I don’t really know much about NaNoWriMo, to be honest. I haven’t had time to look around the website much but there appear to be forums and people here in Athens who are doing it, and apparently I am supposed to get writing buddies–which fills me anxiety, what if no one wants to be my writing buddy?! And update word counts. Or something. I don’t really know. Also, I am doing it wrong; you are supposed to work on something new etc. etc. and it seems there are some people out there who get all sniffy about “doing it right” but I have never gotten along well with the types of people who are sticklers for following rules, so that’s okay, too.
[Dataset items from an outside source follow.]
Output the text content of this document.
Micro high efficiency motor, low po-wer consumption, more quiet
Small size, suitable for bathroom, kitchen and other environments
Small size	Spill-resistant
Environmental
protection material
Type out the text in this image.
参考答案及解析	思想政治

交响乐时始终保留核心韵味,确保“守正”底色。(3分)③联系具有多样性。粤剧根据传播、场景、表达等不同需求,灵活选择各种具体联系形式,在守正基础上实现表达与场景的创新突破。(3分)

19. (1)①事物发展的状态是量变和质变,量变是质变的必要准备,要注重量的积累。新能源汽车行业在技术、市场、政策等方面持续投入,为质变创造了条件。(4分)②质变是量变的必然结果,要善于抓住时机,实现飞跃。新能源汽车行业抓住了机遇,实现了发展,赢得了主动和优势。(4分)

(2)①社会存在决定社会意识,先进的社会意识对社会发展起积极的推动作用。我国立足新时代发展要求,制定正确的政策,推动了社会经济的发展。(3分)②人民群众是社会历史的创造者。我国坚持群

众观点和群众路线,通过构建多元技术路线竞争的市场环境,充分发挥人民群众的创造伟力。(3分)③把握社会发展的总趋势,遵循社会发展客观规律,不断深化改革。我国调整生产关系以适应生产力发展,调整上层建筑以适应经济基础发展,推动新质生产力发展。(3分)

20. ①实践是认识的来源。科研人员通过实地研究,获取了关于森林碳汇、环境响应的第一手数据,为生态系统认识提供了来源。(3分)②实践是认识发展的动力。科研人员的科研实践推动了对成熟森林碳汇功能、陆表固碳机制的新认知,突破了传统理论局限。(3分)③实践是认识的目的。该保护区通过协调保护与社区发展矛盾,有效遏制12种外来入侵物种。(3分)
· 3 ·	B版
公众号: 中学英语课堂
So. I am going to do NaNoWriMo in November and I am not going to bore people with word counts and stuff (much) if I can help it, except for there on the site. And I’m going to try to look around the site and figure out what it is I’m actually supposed to do around that place. (For example, how am I going to have time to post in forums when I have to write eleventy-billion words per day in addition to all my normal obligations?) Oh, and I’m on there under the startlingly original user name of “Lynda.” So if you are reading this and if you are a NaNoWriMo participant, um what happens next? And be my writing buddy. Apparently I need all the friends I can get.